The number and scale of new-build housing schemes dramatically decreased from the mid-1970s in response to reductions in local government expenditure. The Belvoir and Highcroft and estates to the north of the borough were amongst Islington’s last new-build schemes, thus ending almost a century of public housing provision in London. The two estates, separated by Hillrise Road, were designed by separate teams at around the same time. The Belvoir site (job architect Gerry Jury) was planned between July and November 1983, with design work completed in 1984, and construction completed in 1987; at Highcroft, to the east, the job architect was Mary Hogben.
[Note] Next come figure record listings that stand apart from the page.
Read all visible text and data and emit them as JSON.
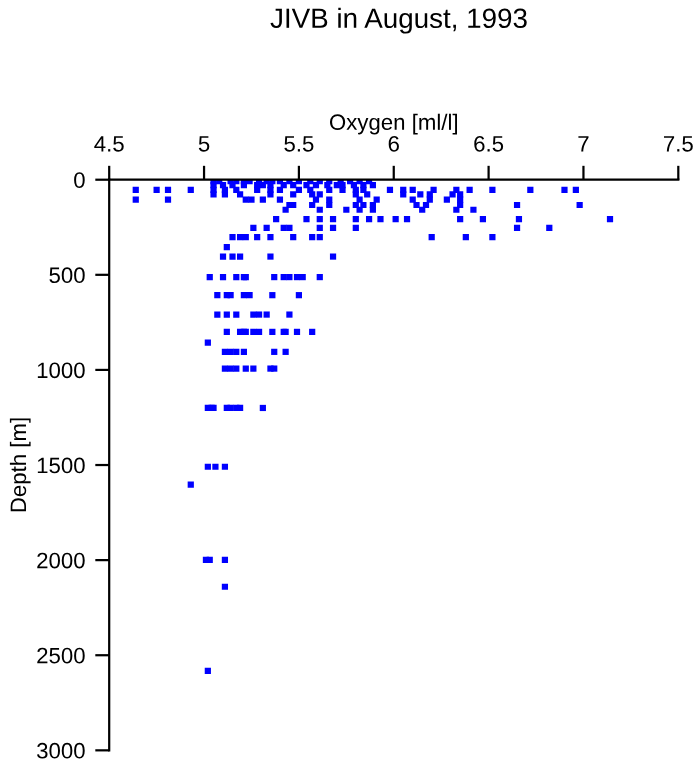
{
  "chart_data": {
    "type": "scatter",
    "title": "JIVB in August, 1993",
    "xlabel": "Oxygen [ml/l]",
    "ylabel": "Depth [m]",
    "xlim": [
      4.5,
      7.5
    ],
    "xticks": [
      4.5,
      5,
      5.5,
      6,
      6.5,
      7,
      7.5
    ],
    "ylim": [
      3000,
      0
    ],
    "yticks": [
      0,
      500,
      1000,
      1500,
      2000,
      2500,
      3000
    ],
    "marker": "square",
    "series": [
      {
        "color": "#0000ff",
        "x": [
          5.05,
          5.08,
          5.14,
          5.17,
          5.21,
          5.24,
          5.29,
          5.33,
          5.36,
          5.4,
          5.45,
          5.5,
          5.56,
          5.61,
          5.66,
          5.72,
          5.77,
          5.82,
          5.87,
          5.05,
          5.1,
          5.15,
          5.21,
          5.28,
          5.31,
          5.35,
          5.42,
          5.47,
          5.54,
          5.59,
          5.65,
          5.7,
          5.73,
          5.79,
          5.84,
          5.89,
          4.64,
          4.75,
          4.81,
          4.93,
          5.05,
          5.11,
          5.17,
          5.28,
          5.35,
          5.4,
          5.5,
          5.56,
          5.66,
          5.73,
          5.8,
          5.84,
          5.98,
          6.05,
          6.1,
          6.21,
          6.33,
          6.4,
          6.52,
          6.72,
          6.9,
          6.96,
          5.05,
          5.11,
          5.19,
          5.35,
          5.47,
          5.57,
          5.61,
          5.8,
          5.86,
          6.05,
          6.14,
          6.19,
          6.31,
          6.35,
          4.64,
          4.81,
          5.22,
          5.25,
          5.31,
          5.4,
          5.59,
          5.66,
          5.82,
          5.91,
          6.1,
          6.19,
          6.28,
          6.35,
          5.45,
          5.47,
          5.57,
          5.66,
          5.8,
          5.84,
          5.89,
          6.12,
          6.17,
          6.35,
          6.65,
          6.98,
          5.43,
          5.61,
          5.75,
          5.82,
          5.89,
          6.15,
          6.33,
          6.42,
          5.38,
          5.54,
          5.61,
          5.68,
          5.8,
          5.87,
          5.93,
          6.01,
          6.07,
          6.35,
          6.47,
          6.66,
          7.14,
          5.26,
          5.33,
          5.42,
          5.45,
          5.61,
          5.68,
          5.8,
          6.65,
          6.82,
          5.15,
          5.19,
          5.22,
          5.28,
          5.35,
          5.47,
          5.57,
          5.61,
          6.2,
          6.38,
          6.52,
          5.12,
          5.1,
          5.15,
          5.19,
          5.35,
          5.68,
          5.03,
          5.1,
          5.17,
          5.21,
          5.22,
          5.37,
          5.42,
          5.45,
          5.49,
          5.52,
          5.61,
          5.07,
          5.12,
          5.14,
          5.21,
          5.24,
          5.36,
          5.5,
          5.07,
          5.12,
          5.17,
          5.26,
          5.29,
          5.33,
          5.45,
          5.12,
          5.19,
          5.21,
          5.22,
          5.26,
          5.29,
          5.36,
          5.42,
          5.43,
          5.49,
          5.57,
          5.02,
          5.11,
          5.14,
          5.17,
          5.21,
          5.37,
          5.43,
          5.11,
          5.14,
          5.17,
          5.22,
          5.26,
          5.35,
          5.37,
          5.02,
          5.04,
          5.05,
          5.12,
          5.14,
          5.17,
          5.19,
          5.31,
          5.02,
          5.06,
          5.11,
          4.93,
          5.01,
          5.03,
          5.11,
          5.11,
          5.02
        ],
        "values": [
          7,
          7,
          7,
          7,
          7,
          7,
          7,
          7,
          7,
          7,
          7,
          7,
          7,
          7,
          7,
          7,
          7,
          7,
          7,
          28,
          28,
          28,
          28,
          28,
          28,
          28,
          28,
          28,
          28,
          28,
          28,
          28,
          28,
          28,
          28,
          28,
          53,
          53,
          53,
          53,
          53,
          53,
          53,
          53,
          53,
          53,
          53,
          53,
          53,
          53,
          53,
          53,
          53,
          53,
          53,
          53,
          53,
          53,
          53,
          53,
          53,
          53,
          77,
          77,
          77,
          77,
          77,
          77,
          77,
          77,
          77,
          77,
          77,
          77,
          77,
          77,
          105,
          105,
          105,
          105,
          105,
          105,
          105,
          105,
          105,
          105,
          105,
          105,
          105,
          105,
          133,
          133,
          133,
          133,
          133,
          133,
          133,
          133,
          133,
          133,
          133,
          133,
          158,
          158,
          158,
          158,
          158,
          158,
          158,
          158,
          207,
          207,
          207,
          207,
          207,
          207,
          207,
          207,
          207,
          207,
          207,
          207,
          207,
          253,
          253,
          253,
          253,
          253,
          253,
          253,
          253,
          253,
          302,
          302,
          302,
          302,
          302,
          302,
          302,
          302,
          302,
          302,
          302,
          354,
          404,
          404,
          404,
          404,
          404,
          512,
          512,
          512,
          512,
          512,
          512,
          512,
          512,
          512,
          512,
          512,
          607,
          607,
          607,
          607,
          607,
          607,
          607,
          709,
          709,
          709,
          709,
          709,
          709,
          709,
          800,
          800,
          800,
          800,
          800,
          800,
          800,
          800,
          800,
          800,
          800,
          856,
          905,
          905,
          905,
          905,
          905,
          905,
          993,
          993,
          993,
          993,
          993,
          993,
          993,
          1200,
          1200,
          1200,
          1200,
          1200,
          1200,
          1200,
          1200,
          1509,
          1509,
          1509,
          1603,
          1999,
          1999,
          1999,
          2140,
          2582
        ]
      }
    ]
  }
}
The Belvoir scheme comprises a total of 48 units, providing a range of social housing from single-bedroom bungalows to three-storey four-bedroom family homes, with sheltered housing and units designed specifically for mobility-impaired occupants. It respected the existing street layout and was designed to be contextually appropriate to its suburban site in terms of the type, scale and massing of its dwellings, and its principal building materials. A bold and playful Post-Modernist design though restrained in its gestures, suited to its domestic function and suburban setting, and exhibiting the influence of Stirling’s Neue Staatsgalerie, Stuttgart, and CR Mackintosh. Very thoughtfully planned terms of the end users, and anticipating the provisions of the Disability Discrimination Act of 1995, it was described by the Architects’ Journal as ‘an example of public housing at its best’ (19 October 1988). It is little altered externally, beyond the occasional replacements of doors, and changes to the original paint colours.

Reasons for Listing


The Belvoir Estate, 1983-1987 by Islington Architect’s Department is listed at Grade II, for the following principal reasons:

Architectural interest:

* a bold and lively estate in a Post-Modernist style, designed using a limited palette of materials and motifs to striking effect, with playful classical references and richly-detailed elevations;
* contextually considerate in terms of the scale and form of its buildings, though with variety in massing and composition, using a combination of traditional and modern materials;
* thoughtfully planned with a bias towards the quieter side of the site, with the creation of an inward-facing street onto which a mixture of housing types face, with each unit provided some outdoor space;
* exemplary provision for mobility-impaired residents, anticipating the Disability Discrimination Act 1995;
* degree of survival: the buildings and site stands little altered since its completion.

Historic interest:

* the scheme marks the culmination of Islington’s return to high-density, low-rise terraced housing and bookends almost a century of social housing in inner London.